Amy Raslevich, a doctoral candidate at the University of Pittsburgh’s School of Public Health, and Adrianne Sapienza, a Pitt alumna and diabetes educator at UPMC Children’s Hospital of Pittsburgh, both received invites last week.
Sapienza, a Type 1 diabetic, wrote an emotional letter thanking President Biden after he spoke about the high cost of insulin during his State of Union address.
“The last thing that people with diabetes should worry about is the cost of their insulin,” said Sapienza, 26.
When she received her White House invitation last week, she initially thought it was spam mail. She described the event as surreal.
Former President @BarackObama surprised advocates & beneficiaries of the Affordable Care Act with a call to honor the plan's 12th anniversary — watch the heartwarming conversations here
(with @ProtectOurCare) pic.twitter.com/g96yTt4n9V
— NowThis (@nowthisnews) March 23, 2022
President Obama, who signed the Affordable Care Act into law, was on hand for the event as Biden signed an executive order directing federal agencies to continue looking for ways to expand availability of health care.
Raslevich, 50, was working in health policy in 2017 when she was diagnosed with breast cancer.
“It could have devastated my family financially,” she said. “I could have lost my insurance, but I didn’t, so since then I’ve been doing advocacy work.”
That advocacy work led her to meet then-candidate Biden in 2020. Then, last week, she was one of three people in the country who received a surprise FaceTime call from Obama.
“It was, ‘Can you do a FaceTime call?’ and I just stopped breathing,” she said, adding that she received an email a few days after the FaceTime call inviting her to the White House. “Honestly, I thought it was an April Fools’ prank.”
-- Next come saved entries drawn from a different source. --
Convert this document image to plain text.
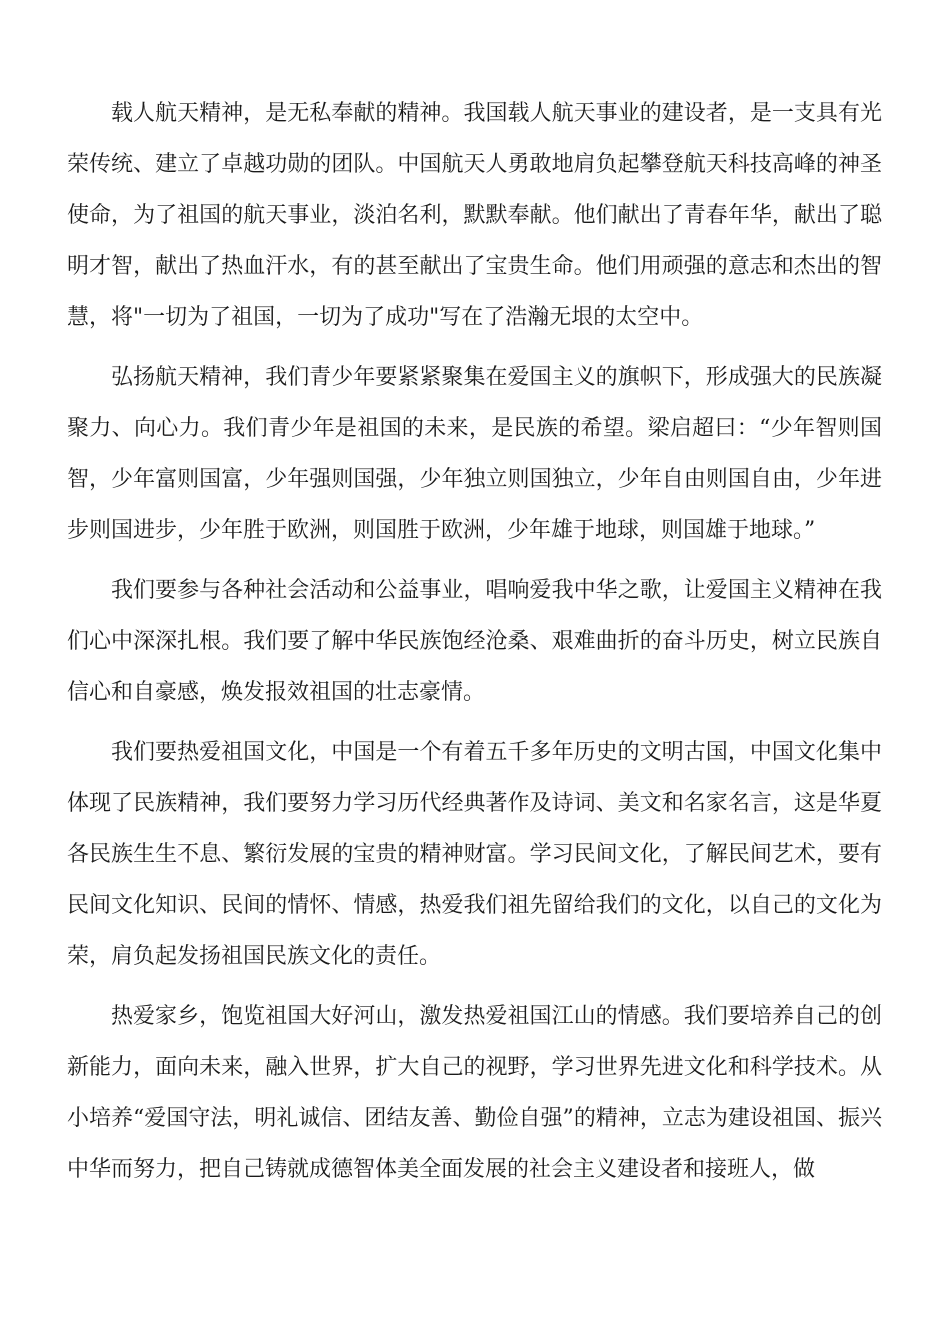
载人航天精神，是无私奉献的精神。我国载人航天事业的建设者，是一支具有光荣传统、建立了卓越功勋的团队。中国航天人勇敢地肩负起攀登航天科技高峰的神圣使命，为了祖国的航天事业，淡泊名利，默默奉献。他们献出了青春年华，献出了聪明才智，献出了热血汗水，有的甚至献出了宝贵生命。他们用顽强的意志和杰出的智慧，将"一切为了祖国，一切为了成功"写在了浩瀚无垠的太空中。

弘扬航天精神，我们青少年要紧紧聚集在爱国主义的旗帜下，形成强大的民族凝聚力、向心力。我们青少年是祖国的未来，是民族的希望。梁启超曰：“少年智则国智，少年富则国富，少年强则国强，少年独立则国独立，少年自由则国自由，少年进步则国进步，少年胜于欧洲，则国胜于欧洲，少年雄于地球，则国雄于地球。”

我们要参与各种社会活动和公益事业，唱响爱我中华之歌，让爱国主义精神在我们心中深深扎根。我们要了解中华民族饱经沧桑、艰难曲折的奋斗历史，树立民族自信心和自豪感，焕发报效祖国的壮志豪情。

我们要热爱祖国文化，中国是一个有着五千多年历史的文明古国，中国文化集中体现了民族精神，我们要努力学习历代经典著作及诗词、美文和名家名言，这是华夏各民族生生不息、繁衍发展的宝贵的精神财富。学习民间文化，了解民间艺术，要有民间文化知识、民间的情怀、情感，热爱我们祖先留给我们的文化，以自己的文化为荣，肩负起发扬祖国民族文化的责任。

热爱家乡，饱览祖国大好河山，激发热爱祖国江山的情感。我们要培养自己的创新能力，面向未来，融入世界，扩大自己的视野，学习世界先进文化和科学技术。从小培养“爱国守法，明礼诚信、团结友善、勤俭自强”的精神，立志为建设祖国、振兴中华而努力，把自己铸就成德智体美全面发展的社会主义建设者和接班人，做
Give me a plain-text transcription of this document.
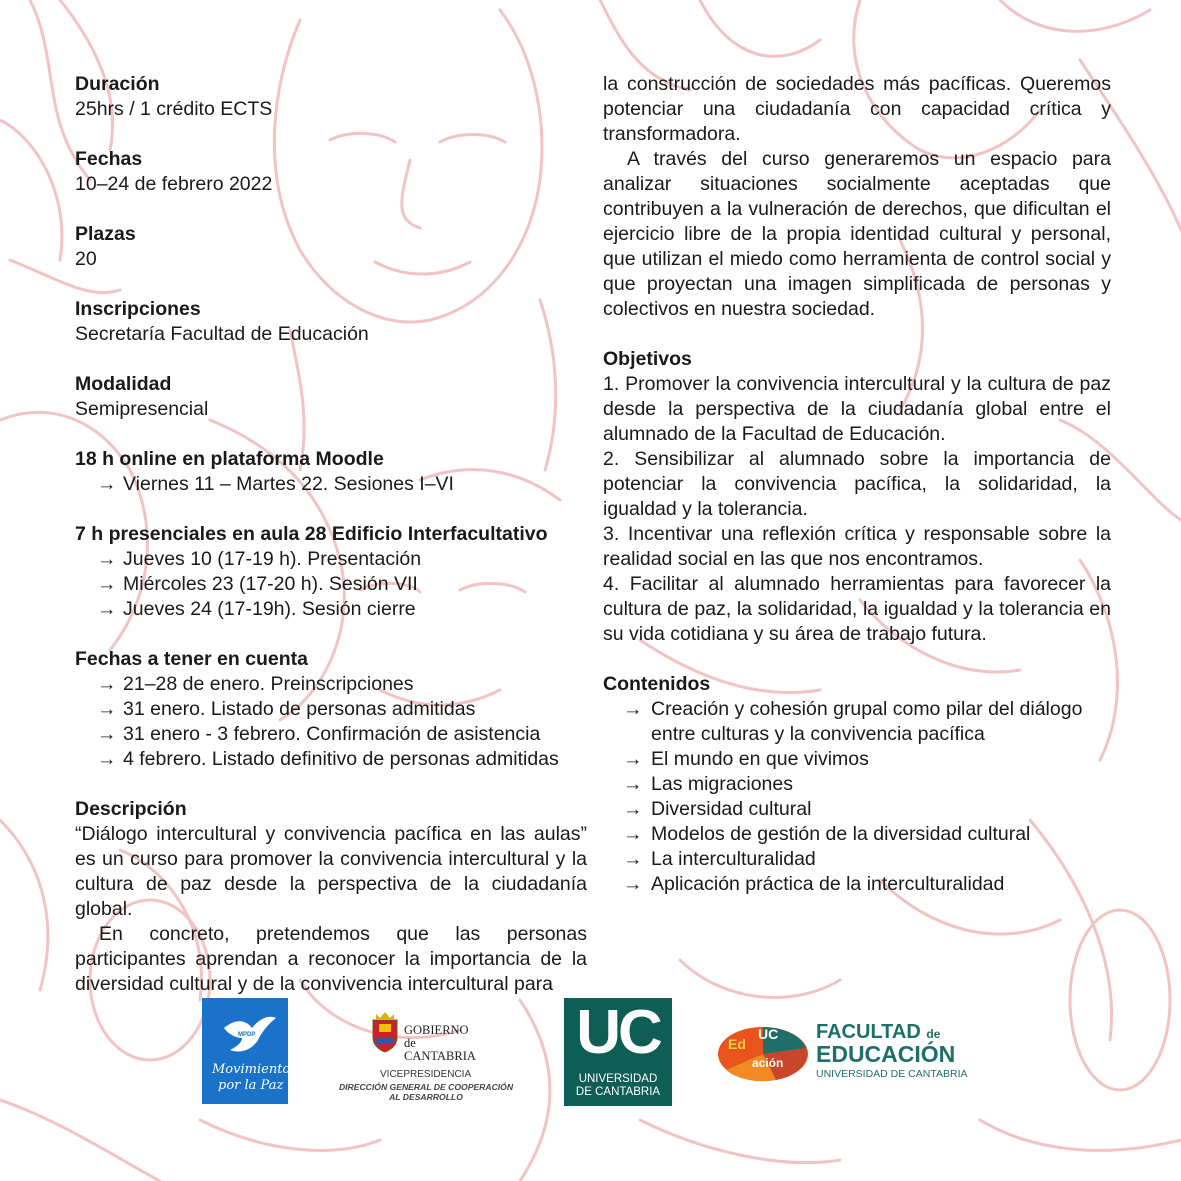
Duración
25hrs / 1 crédito ECTS
Fechas
10–24 de febrero 2022
Plazas
20
Inscripciones
Secretaría Facultad de Educación
Modalidad
Semipresencial
18 h online en plataforma Moodle
→ Viernes 11 – Martes 22. Sesiones I–VI
7 h presenciales en aula 28 Edificio Interfacultativo
→ Jueves 10 (17-19 h). Presentación
→ Miércoles 23 (17-20 h). Sesión VII
→ Jueves 24 (17-19h). Sesión cierre
Fechas a tener en cuenta
→ 21–28 de enero. Preinscripciones
→ 31 enero. Listado de personas admitidas
→ 31 enero - 3 febrero. Confirmación de asistencia
→ 4 febrero. Listado definitivo de personas admitidas
Descripción

“Diálogo intercultural y convivencia pacífica en las aulas” es un curso para promover la convivencia intercultural y la cultura de paz desde la perspectiva de la ciudadanía global.

En concreto, pretendemos que las personas participantes aprendan a reconocer la importancia de la diversidad cultural y de la convivencia intercultural para

la construcción de sociedades más pacíficas. Queremos potenciar una ciudadanía con capacidad crítica y transformadora.

A través del curso generaremos un espacio para analizar situaciones socialmente aceptadas que contribuyen a la vulneración de derechos, que dificultan el ejercicio libre de la propia identidad cultural y personal, que utilizan el miedo como herramienta de control social y que proyectan una imagen simplificada de personas y colectivos en nuestra sociedad.

Objetivos

1. Promover la convivencia intercultural y la cultura de paz desde la perspectiva de la ciudadanía global entre el alumnado de la Facultad de Educación.

2. Sensibilizar al alumnado sobre la importancia de potenciar la convivencia pacífica, la solidaridad, la igualdad y la tolerancia.

3. Incentivar una reflexión crítica y responsable sobre la realidad social en las que nos encontramos.

4. Facilitar al alumnado herramientas para favorecer la cultura de paz, la solidaridad, la igualdad y la tolerancia en su vida cotidiana y su área de trabajo futura.

Contenidos
→ Creación y cohesión grupal como pilar del diálogo entre culturas y la convivencia pacífica
→ El mundo en que vivimos
→ Las migraciones
→ Diversidad cultural
→ Modelos de gestión de la diversidad cultural
→ La interculturalidad
→ Aplicación práctica de la interculturalidad
MPDP
Movimiento
por la Paz
GOBIERNO
de
CANTABRIA
VICEPRESIDENCIA
DIRECCIÓN GENERAL DE COOPERACIÓN
AL DESARROLLO
UC
UNIVERSIDAD
DE CANTABRIA
Ed
UC
ación
FACULTAD de
EDUCACIÓN
UNIVERSIDAD DE CANTABRIA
Both women said they have worried each time the Affordable Care Act faced legal challenges.
Sapienza, who is in the process of becoming a nurse practitioner through Duke University, told a story of how a late insulin shipment when she was a child led to her parents paying $800 out of pocket for one vial.
“I’ve been lucky, but I know not everyone is like that,” she said. “This Affordable Care Act, I hope, is a step in the right direction. I feel it will be because health care is a right and not a privilege.”